The balance of medial and lateral quadriceps activity is essential to maintain PFJ alignment. Experimental studies confirm that reduced or delayed medial quadriceps activity (relative to the lateral quadriceps) increases lateral patellar malalignment, leading to areas of heightened contact stress across the lateral PFJ compartment [40, 41]. Thus, the balance of muscle activation between the medial and lateral quadriceps may be important in PFJ disease. In our studies of younger people with PFJ pain [42, 43], we have observed a temporal delay in medial quadriceps activity. Thus, it is likely that individuals with PFJ OA may require a specific retraining program designed to restore balanced quadriceps activity.

While the role of hip muscle function in PFJ OA has not been investigated, there is increasing evidence that hip muscle function is impaired (reduced strength [44], delayed hip muscle activity [45]; and altered hip movements during ambulation [46]) in other PFJ conditions. These studies indicate that hip abduction is particularly relevant in patients with PFJ pain and hence, this study is focusing on strengthening hip abduction. Furthermore, the inclusion of a hip abduction strengthening program in this study reflects contemporary clinical practice.

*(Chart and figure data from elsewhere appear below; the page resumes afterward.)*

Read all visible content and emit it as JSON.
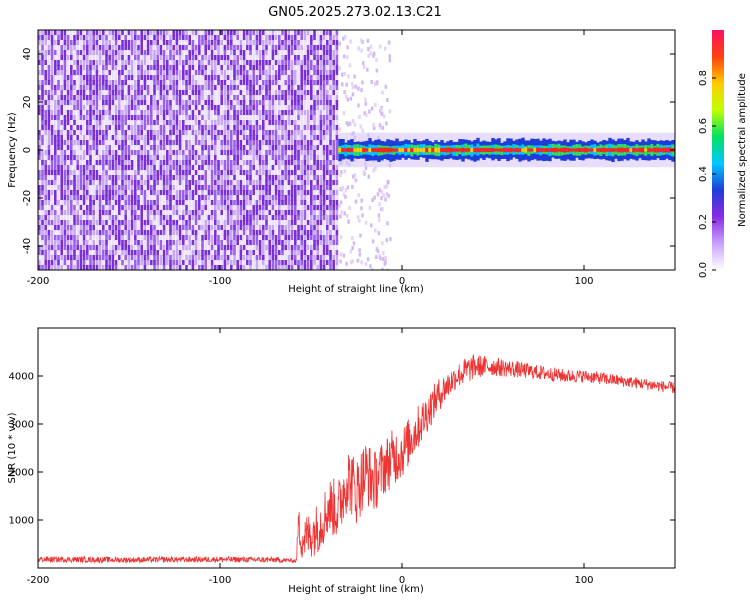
{
  "title": "GN05.2025.273.02.13.C21",
  "colors": {
    "noise": "#7a2fd6",
    "noise_light": "#c9a8f2",
    "snr_line": "#ee3333",
    "band_core": "#ff2020",
    "band_mid": "#30e060",
    "band_edge": "#1e3cd8"
  },
  "chart_data": [
    {
      "type": "heatmap",
      "xlabel": "Height of straight line (km)",
      "ylabel": "Frequency (Hz)",
      "xlim": [
        -200,
        150
      ],
      "ylim": [
        -50,
        50
      ],
      "x_ticks": [
        -200,
        -100,
        0,
        100
      ],
      "y_ticks": [
        -40,
        -20,
        0,
        20,
        40
      ],
      "noise_region_x": [
        -200,
        -35
      ],
      "signal_band": {
        "x": [
          -35,
          150
        ],
        "center_frequency": 0,
        "half_width": 3
      },
      "grid": false,
      "colorbar": {
        "label": "Normalized spectral amplitude",
        "range": [
          0.0,
          1.0
        ],
        "ticks": [
          0.0,
          0.2,
          0.4,
          0.6,
          0.8
        ],
        "tick_labels": [
          "0.0",
          "0.2",
          "0.4",
          "0.6",
          "0.8"
        ],
        "colormap": [
          "#ffffff",
          "#c8a0ff",
          "#8a2be2",
          "#1e3cd8",
          "#00c8ff",
          "#00e060",
          "#c0ff00",
          "#ffcc00",
          "#ff4010",
          "#ff1060"
        ]
      }
    },
    {
      "type": "line",
      "xlabel": "Height of straight line (km)",
      "ylabel": "SNR (10 * v/v)",
      "xlim": [
        -200,
        150
      ],
      "ylim": [
        0,
        5000
      ],
      "x_ticks": [
        -200,
        -100,
        0,
        100
      ],
      "y_ticks": [
        1000,
        2000,
        3000,
        4000
      ],
      "grid": false,
      "series": [
        {
          "x": [
            -200,
            -150,
            -100,
            -70,
            -58,
            -57,
            -55,
            -50,
            -45,
            -40,
            -35,
            -30,
            -25,
            -20,
            -15,
            -10,
            -5,
            0,
            5,
            10,
            15,
            20,
            25,
            30,
            35,
            40,
            50,
            60,
            70,
            80,
            90,
            100,
            110,
            120,
            130,
            140,
            150
          ],
          "values": [
            180,
            170,
            180,
            170,
            150,
            900,
            600,
            700,
            900,
            1300,
            1200,
            1900,
            1600,
            2000,
            1800,
            2100,
            2300,
            2400,
            2700,
            3000,
            3300,
            3600,
            3800,
            4000,
            4100,
            4200,
            4200,
            4150,
            4100,
            4050,
            4000,
            4000,
            3950,
            3900,
            3850,
            3800,
            3750
          ],
          "noise_amplitude": [
            60,
            60,
            60,
            60,
            40,
            400,
            450,
            500,
            550,
            600,
            650,
            700,
            700,
            700,
            650,
            600,
            600,
            550,
            500,
            450,
            400,
            350,
            300,
            250,
            300,
            250,
            200,
            180,
            160,
            150,
            140,
            130,
            130,
            120,
            120,
            120,
            120
          ]
        }
      ]
    }
  ]
}
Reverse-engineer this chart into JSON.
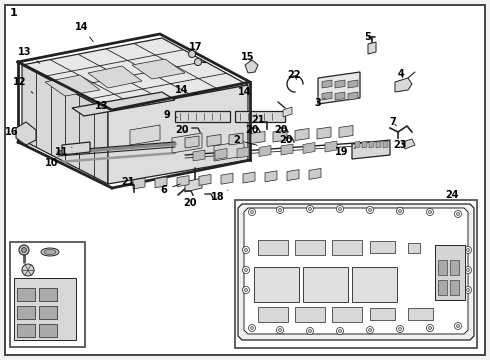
{
  "bg_color": "#f2f2f2",
  "border_color": "#444444",
  "line_color": "#222222",
  "fill_light": "#e8e8e8",
  "fill_mid": "#d8d8d8",
  "fill_dark": "#c8c8c8",
  "fig_width": 4.9,
  "fig_height": 3.6,
  "dpi": 100,
  "fs_label": 7.0
}
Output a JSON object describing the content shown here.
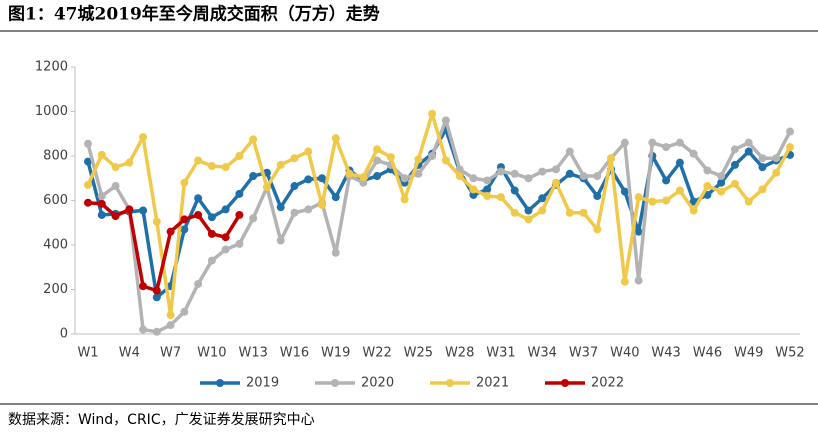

While the main goal of treatment for OA is to reduce pain and disability, it is not known how non-pharmacological interventions achieve this goal; such is the complex multi-factorial nature of OA pain. Our intervention is based on reversing the compartment-specific impairments likely to be associated with PFJ OA. Furthermore, this intervention builds on our previous studies, which have established that: (i) taping the patella medially reduces pain and disability associated with non-specific knee OA [30, 31, 47] and may reduce PFJ malalignment [48] and (ii) a quadriceps retraining program can reduce pain and disability, as well as restore quadriceps muscle activation patterns in younger people with PFJ pain [19, 49, 50]. Our unique RCT is targeting PFJ OA, an important sub-group of knee OA, with a specifically designed intervention. The project's outcome will influence knee OA rehabilitation, thus reducing the personal and societal burden of this increasing public health problem.